«Urge la abolición del rodeo» por Roberto Campos

Urge la abolición del rodeo

Roberto Campos, profe que saltó el torniquete

Estamos viviendo tiempos en que urge cuestionar y replantearse todo. Con esto no solo me refiero a las creencias y costumbres, también a cuestionar las mal llamadas “tradiciones” en nombre de la Historia. Así como en la década del 60 aprendimos que el rodeo es un “deporte nacional”, hoy podemos desaprenderlo y entenderlo como tortura animal, porque es una práctica desactualizada, sádica y sanguinaria que nos agravia colectivamente. De modo que para abolirla debemos trabajar colectivamente.

En concreto, el rodeo es una disputa de poder entre dos personas montadas a caballo en contra un animal más pequeño e indefenso, que realiza movimientos desesperados para  escapar, que siente pánico mientras dura esta actividad de la cual es una víctima que, al igual que los caballos, también sufre golpes, heridas y dolor.
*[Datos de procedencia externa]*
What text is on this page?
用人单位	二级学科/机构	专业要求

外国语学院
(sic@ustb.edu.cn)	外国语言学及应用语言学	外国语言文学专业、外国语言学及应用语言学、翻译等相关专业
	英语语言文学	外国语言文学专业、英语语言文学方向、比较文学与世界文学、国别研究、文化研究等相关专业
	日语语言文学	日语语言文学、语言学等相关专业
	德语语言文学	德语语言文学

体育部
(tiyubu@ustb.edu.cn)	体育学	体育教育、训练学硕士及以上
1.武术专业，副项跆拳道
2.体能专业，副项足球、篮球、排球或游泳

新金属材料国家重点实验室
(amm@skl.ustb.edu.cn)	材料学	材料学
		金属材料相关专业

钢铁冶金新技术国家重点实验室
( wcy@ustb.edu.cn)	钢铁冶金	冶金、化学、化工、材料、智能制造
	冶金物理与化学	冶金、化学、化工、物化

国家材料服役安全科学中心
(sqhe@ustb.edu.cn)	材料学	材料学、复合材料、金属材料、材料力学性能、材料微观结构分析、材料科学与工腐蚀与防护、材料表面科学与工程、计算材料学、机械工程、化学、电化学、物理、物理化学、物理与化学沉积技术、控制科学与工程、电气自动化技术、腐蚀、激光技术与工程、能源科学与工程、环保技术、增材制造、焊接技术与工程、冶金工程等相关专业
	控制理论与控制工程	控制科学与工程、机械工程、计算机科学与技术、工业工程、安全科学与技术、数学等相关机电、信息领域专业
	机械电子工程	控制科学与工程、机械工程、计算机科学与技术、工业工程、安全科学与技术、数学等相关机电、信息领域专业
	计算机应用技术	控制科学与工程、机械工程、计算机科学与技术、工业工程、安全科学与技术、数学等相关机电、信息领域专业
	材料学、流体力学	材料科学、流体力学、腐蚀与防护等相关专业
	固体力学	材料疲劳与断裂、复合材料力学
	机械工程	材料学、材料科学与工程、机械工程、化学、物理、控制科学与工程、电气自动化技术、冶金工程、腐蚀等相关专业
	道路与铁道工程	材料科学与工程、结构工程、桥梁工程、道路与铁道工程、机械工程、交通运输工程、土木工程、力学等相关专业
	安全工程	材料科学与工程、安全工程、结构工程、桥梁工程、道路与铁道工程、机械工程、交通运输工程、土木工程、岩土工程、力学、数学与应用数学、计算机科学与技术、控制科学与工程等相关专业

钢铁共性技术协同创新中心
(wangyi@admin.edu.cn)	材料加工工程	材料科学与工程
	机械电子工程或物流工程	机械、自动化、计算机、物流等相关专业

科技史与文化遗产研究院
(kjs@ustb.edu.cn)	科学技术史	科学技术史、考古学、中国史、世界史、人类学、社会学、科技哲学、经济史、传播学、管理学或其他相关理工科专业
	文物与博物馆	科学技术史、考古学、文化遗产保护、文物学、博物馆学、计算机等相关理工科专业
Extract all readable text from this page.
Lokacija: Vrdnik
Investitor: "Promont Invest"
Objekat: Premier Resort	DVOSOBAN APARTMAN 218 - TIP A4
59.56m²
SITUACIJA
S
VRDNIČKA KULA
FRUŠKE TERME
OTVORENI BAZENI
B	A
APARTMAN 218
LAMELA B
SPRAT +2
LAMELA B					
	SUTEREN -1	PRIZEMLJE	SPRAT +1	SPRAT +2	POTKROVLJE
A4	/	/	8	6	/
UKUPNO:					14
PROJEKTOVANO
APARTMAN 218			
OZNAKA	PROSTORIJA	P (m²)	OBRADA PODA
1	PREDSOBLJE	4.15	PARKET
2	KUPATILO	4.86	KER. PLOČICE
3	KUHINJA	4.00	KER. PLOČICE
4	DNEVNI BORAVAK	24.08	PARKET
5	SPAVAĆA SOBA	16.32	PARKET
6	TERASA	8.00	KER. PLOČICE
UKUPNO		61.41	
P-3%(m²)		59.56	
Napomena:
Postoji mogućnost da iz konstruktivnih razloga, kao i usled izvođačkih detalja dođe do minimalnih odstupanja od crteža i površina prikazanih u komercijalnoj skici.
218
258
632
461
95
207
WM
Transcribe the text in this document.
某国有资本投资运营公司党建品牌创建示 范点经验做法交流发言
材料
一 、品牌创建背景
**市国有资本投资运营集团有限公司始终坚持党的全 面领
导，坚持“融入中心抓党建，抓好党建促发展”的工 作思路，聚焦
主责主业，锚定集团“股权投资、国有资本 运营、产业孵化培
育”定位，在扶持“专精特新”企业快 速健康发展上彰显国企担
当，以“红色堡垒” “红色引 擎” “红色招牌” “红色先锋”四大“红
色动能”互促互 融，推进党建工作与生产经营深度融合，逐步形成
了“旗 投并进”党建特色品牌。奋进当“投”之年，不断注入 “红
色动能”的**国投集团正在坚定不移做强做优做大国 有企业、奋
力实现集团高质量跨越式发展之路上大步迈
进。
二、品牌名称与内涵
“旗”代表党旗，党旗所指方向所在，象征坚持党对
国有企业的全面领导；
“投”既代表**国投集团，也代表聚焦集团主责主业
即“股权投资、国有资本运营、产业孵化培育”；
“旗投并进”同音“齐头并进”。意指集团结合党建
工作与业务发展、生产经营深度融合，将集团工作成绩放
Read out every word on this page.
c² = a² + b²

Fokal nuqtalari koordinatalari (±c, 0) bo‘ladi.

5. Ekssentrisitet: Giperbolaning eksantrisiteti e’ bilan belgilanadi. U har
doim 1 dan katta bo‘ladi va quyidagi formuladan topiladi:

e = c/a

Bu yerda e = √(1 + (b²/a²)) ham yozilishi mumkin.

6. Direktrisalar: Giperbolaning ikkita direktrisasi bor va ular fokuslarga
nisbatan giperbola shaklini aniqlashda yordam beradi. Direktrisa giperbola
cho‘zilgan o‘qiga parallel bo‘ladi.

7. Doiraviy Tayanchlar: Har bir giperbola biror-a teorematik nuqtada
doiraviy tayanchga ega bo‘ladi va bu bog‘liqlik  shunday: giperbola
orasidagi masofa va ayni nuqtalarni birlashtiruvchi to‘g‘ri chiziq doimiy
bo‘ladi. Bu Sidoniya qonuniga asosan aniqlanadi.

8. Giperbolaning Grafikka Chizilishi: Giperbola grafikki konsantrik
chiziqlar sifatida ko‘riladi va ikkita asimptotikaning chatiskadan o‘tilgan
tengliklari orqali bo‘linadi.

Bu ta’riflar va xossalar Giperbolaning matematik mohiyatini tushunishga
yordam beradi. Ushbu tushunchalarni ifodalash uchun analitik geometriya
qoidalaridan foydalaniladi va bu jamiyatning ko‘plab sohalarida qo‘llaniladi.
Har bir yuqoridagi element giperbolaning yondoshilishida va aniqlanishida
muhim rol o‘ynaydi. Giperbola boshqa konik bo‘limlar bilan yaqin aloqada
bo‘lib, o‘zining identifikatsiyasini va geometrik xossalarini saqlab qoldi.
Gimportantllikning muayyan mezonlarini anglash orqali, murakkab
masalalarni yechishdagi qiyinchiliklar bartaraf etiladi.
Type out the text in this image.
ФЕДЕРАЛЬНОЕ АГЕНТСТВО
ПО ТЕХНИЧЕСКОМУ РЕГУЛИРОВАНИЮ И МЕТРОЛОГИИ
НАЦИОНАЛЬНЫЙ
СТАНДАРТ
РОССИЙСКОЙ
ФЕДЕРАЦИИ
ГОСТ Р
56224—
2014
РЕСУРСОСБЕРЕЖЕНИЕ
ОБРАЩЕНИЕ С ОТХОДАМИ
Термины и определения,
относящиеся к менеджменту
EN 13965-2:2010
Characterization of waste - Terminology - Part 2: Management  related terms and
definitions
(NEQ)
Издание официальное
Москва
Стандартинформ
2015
Todo esto ocurre en espacios donde hay infancias observando, ¿qué les enseñamos a las infancias que normalizan estas conductas de abuso? Muchos disvalores, a saber, que es normal torturar animales por “deporte”, que el más fuerte se impone, domina y subyuga al más débil, que este último no puede defenderse y está a merced de los abusadores, sin escapatoria. Estamos generando un daño irreparable en las infancias, instalando ideas especistas sobre relaciones de poder en nuestra sociedad.

Desde hace varios años hay grupos de personas valientes que visibilizan la crueldad de estas  —y otras— prácticas con los animales. Como sociedad ya no podemos seguir avalando actos de tortura animal, el silencio cómplice perpetúa esta tradición infame, la indolencia ante seres sintientes que se conmueven de dolor y la indiferencia cómoda, arrellanada en el sillón de nuestra de nuestra zona de confort, nos sitúa del lado de los opresores.

Debemos abolir el rodeo, no hacerle modificaciones tibias, no sólo por razones éticas sino también políticas, de hecho un punto relevante para considerar su abolición es su financiamiento. El Estado desembolsa 300 mil millones de pesos anualmente* los cuales se entregan a través de la Ley de Deportes. Este dinero pésimamente invertido podría ir en beneficio directamente a la sociedad, cómo financiar verdaderos deportes, mejorar la salud pública o ayudar a instaurar la ansiada educación gratuita. Callar solo porque las voces poderosas de la élite profitan económicamente de esta actividad perversa no es opción, acatar pasivamente este y otros maltratos hacia animales, tampoco.

¿Qué sucedería en el futuro si no existiera el rodeo? Yo no tengo la respuesta, pero pienso que las nuevas mentes crearán, de manera colectiva y con respeto, otras instancias de actividades populares que regeneren un nuevo tejido social, no a costa de la explotación animal. De lo que sí tengo certeza, es que ninguna instancia de “diversión o deporte” puede generarse de costumbres tan crueles, que provienen de estructuras podridas que debemos abolir de manera urgente y somos nosotros los encargados de que esto ocurra. Finalizo con una reflexión de Schopenhauer:

«La conmiseración con los animales está íntimamente ligada con la bondad de carácter, de tal suerte que se puede afirmar seguro que quien es cruel con los animales, no puede ser buena persona. Una compasión por todos los seres vivos es la prueba más firme y segura de la conducta moral».